In 1927 British philosopher Bertrand Russell delivered a talk the text of which became a well-known pamphlet entitled, “Why I Am Not a Christian.”
As a young seminarian I took on the challenge of critiquing this work, and over the years I have revisited it in different contexts. The rather sudden darkening of the prospects for peace and justice in the world over the last eight or so years up to now presents a new environment in which to consider it again.
The current situation owes itself to a process that I would identify as covering more like sixty years since the assassination of President Kennedy in November 1963 which followed by three months the famous “I Have a Dream” speech of Dr. Martin Luther King at the Lincoln Memorial. The erosion of the nation’s values from the peak of Dr. King’s highly idealistic moral suasion, solidly grounded in universal Christian convictions then, to the “Greed is good” mantra of barely two decades later set in motion the what has brought us to today’s troubling times.
Trends and fads in a population don’t usually arise spontaneously from within it. It is usually normative that powerful and dominant social currents work to impose opinions and outlooks onto the wider public in the effort to stay in control. This relentless effort often succeeds if not always at the pace the dominant currents would wish for.
One could say as Russell did in his condemnation of Christianity that this explains how the church evolved from the conversion of Constantine in 312 AD to become a tool for imposing an ideology exploiting fear to exercise control over subject peoples throughout subsequent history.
Processes of humankind’s overcoming such controls have taken centuries to succeed, in the modern era arising from the invention of printing press to the Renaissance in Italy, the Reformation in Germany, and the Enlightenment that spread all over Europe and led to the American revolution and the codification in law, namely in the U.S. Constitution, of protected “inalienable human rights” further advanced by the adoption of the Universal Declaration of Human Rights following the formation of the United Nations in 1947.

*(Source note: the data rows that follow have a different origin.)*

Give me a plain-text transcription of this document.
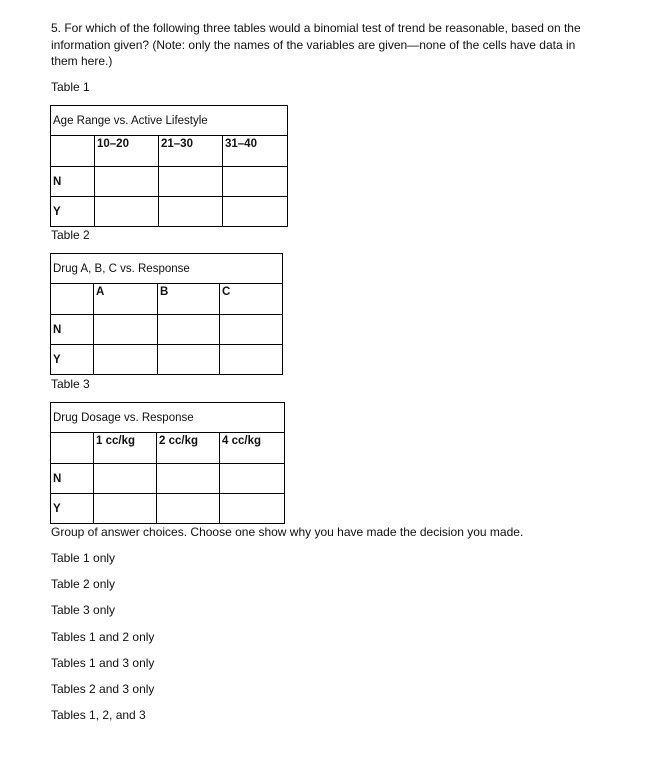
5. For which of the following three tables would a binomial test of trend be reasonable, based on the information given? (Note: only the names of the variables are given—none of the cells have data in them here.)

Table 1

Age Range vs. Active Lifestyle			
	10–20	21–30	31–40
N			
Y			

Table 2

Drug A, B, C vs. Response			
	A	B	C
N			
Y			

Table 3

Drug Dosage vs. Response			
	1 cc/kg	2 cc/kg	4 cc/kg
N			
Y			

Group of answer choices. Choose one show why you have made the decision you made.

Table 1 only

Table 2 only

Table 3 only

Tables 1 and 2 only

Tables 1 and 3 only

Tables 2 and 3 only

Tables 1, 2, and 3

Sadly, this advancement has occurred in the contexts of great world wars and systematic genocides, indeed often done in the name of religion on multiple sides that could be said in general were due to efforts to prevent progress.

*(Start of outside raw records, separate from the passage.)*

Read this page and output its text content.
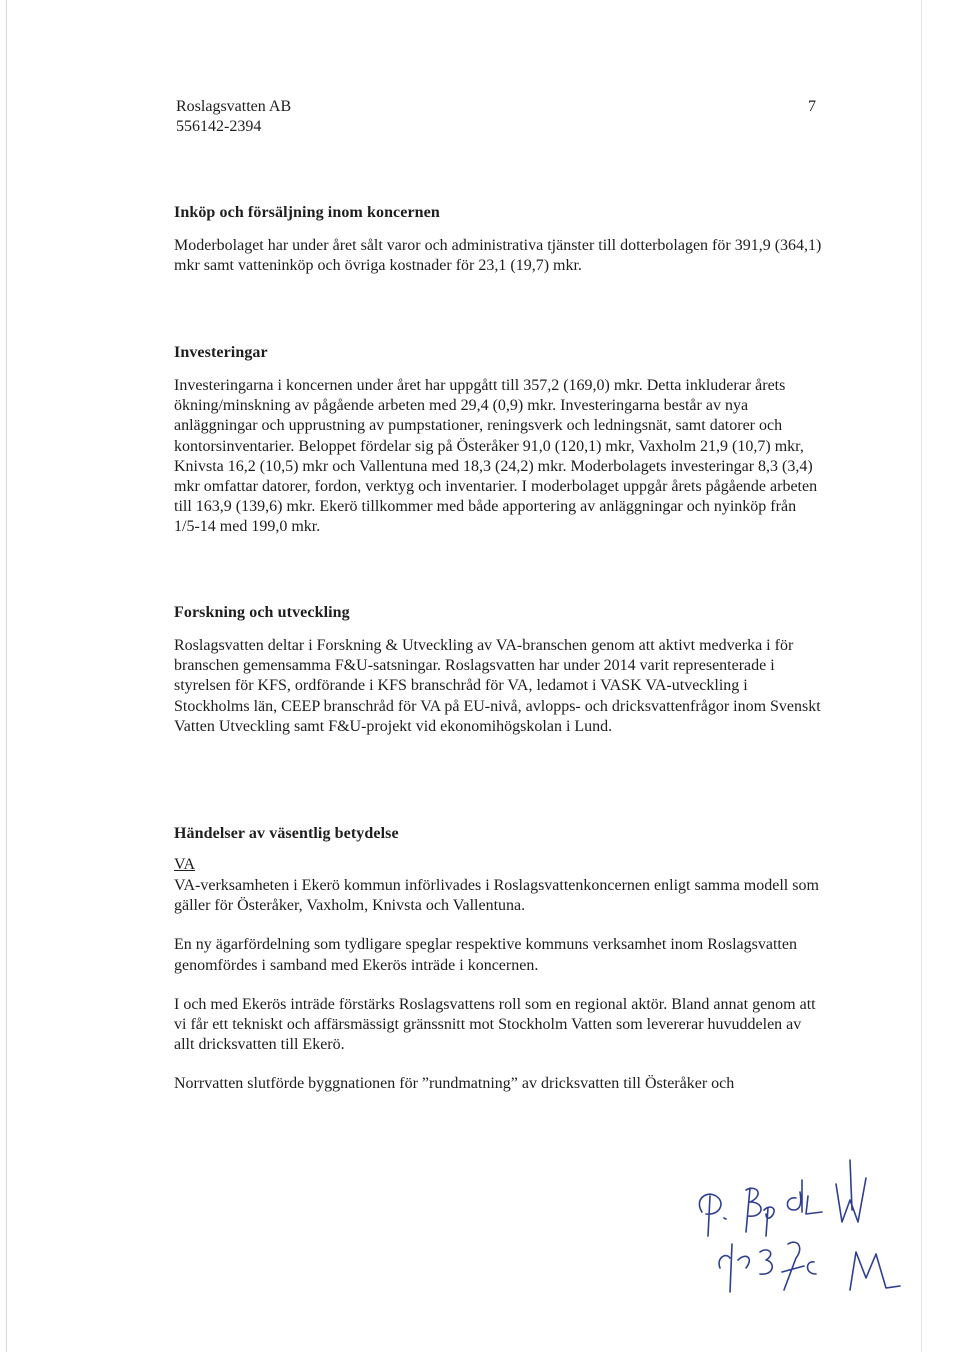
Roslagsvatten AB
556142-2394
7

Inköp och försäljning inom koncernen

Moderbolaget har under året sålt varor och administrativa tjänster till dotterbolagen för 391,9 (364,1) mkr samt vatteninköp och övriga kostnader för 23,1 (19,7) mkr.

Investeringar

Investeringarna i koncernen under året har uppgått till 357,2 (169,0) mkr. Detta inkluderar årets ökning/minskning av pågående arbeten med 29,4 (0,9) mkr. Investeringarna består av nya anläggningar och upprustning av pumpstationer, reningsverk och ledningsnät, samt datorer och kontorsinventarier. Beloppet fördelar sig på Österåker 91,0 (120,1) mkr, Vaxholm 21,9 (10,7) mkr, Knivsta 16,2 (10,5) mkr och Vallentuna med 18,3 (24,2) mkr. Moderbolagets investeringar 8,3 (3,4) mkr omfattar datorer, fordon, verktyg och inventarier. I moderbolaget uppgår årets pågående arbeten till 163,9 (139,6) mkr. Ekerö tillkommer med både apportering av anläggningar och nyinköp från 1/5-14 med 199,0 mkr.

Forskning och utveckling

Roslagsvatten deltar i Forskning & Utveckling av VA-branschen genom att aktivt medverka i för branschen gemensamma F&U-satsningar. Roslagsvatten har under 2014 varit representerade i styrelsen för KFS, ordförande i KFS branschråd för VA, ledamot i VASK VA-utveckling i Stockholms län, CEEP branschråd för VA på EU-nivå, avlopps- och dricksvattenfrågor inom Svenskt Vatten Utveckling samt F&U-projekt vid ekonomihögskolan i Lund.

Händelser av väsentlig betydelse

VA

VA-verksamheten i Ekerö kommun införlivades i Roslagsvattenkoncernen enligt samma modell som gäller för Österåker, Vaxholm, Knivsta och Vallentuna.

En ny ägarfördelning som tydligare speglar respektive kommuns verksamhet inom Roslagsvatten genomfördes i samband med Ekerös inträde i koncernen.

I och med Ekerös inträde förstärks Roslagsvattens roll som en regional aktör. Bland annat genom att vi får ett tekniskt och affärsmässigt gränssnitt mot Stockholm Vatten som levererar huvuddelen av allt dricksvatten till Ekerö.

Norrvatten slutförde byggnationen för ”rundmatning” av dricksvatten till Österåker och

So it comes in the recent 60 years that we have an effort to recast Christianity as a political weapon which has been assigned the label of “Christian nationalism,” and this has been a huge factor in the current descent toward darkness.
From the standpoint of the constructive elements of Christianity, those such as found in the Sermon on the Mount and the parables of the New Testament that it shares with other great world religions, this “Christian nationalism” is pure heresy, to apply an historic term of reference.
The faith is not about adherence to or condemnation of individual practices or behaviors. It is about responding from a universal standpoint to the sufferings and travails of being human beings in this cosmos, to find purpose and meaning in alleviating these conditions, with the binding element for doing this being love.
In college, I took a year-long sequence of courses in world philosophies, in the first semester, and then religions. It led to a lot of deep anxieties about my role in life, and I found positive values in almost all the systems I was exposed to.
For the final exam, students were tasked with writing an essay on the spot on which religious or philosophical system we preferred and why. I was not raised in any faith, but sitting there, I made a choice that surprised me. I chose Christianity not as against any other belief system, but it embeds in its stories, particularly of the nativity, one overriding proclamation, from star to stable, that the universe is governed in its totality and in its particularities by that which draws us out of our selves and, with empathy, towards caring for others, love.
I wrote furiously. It has been a defining moment of my life.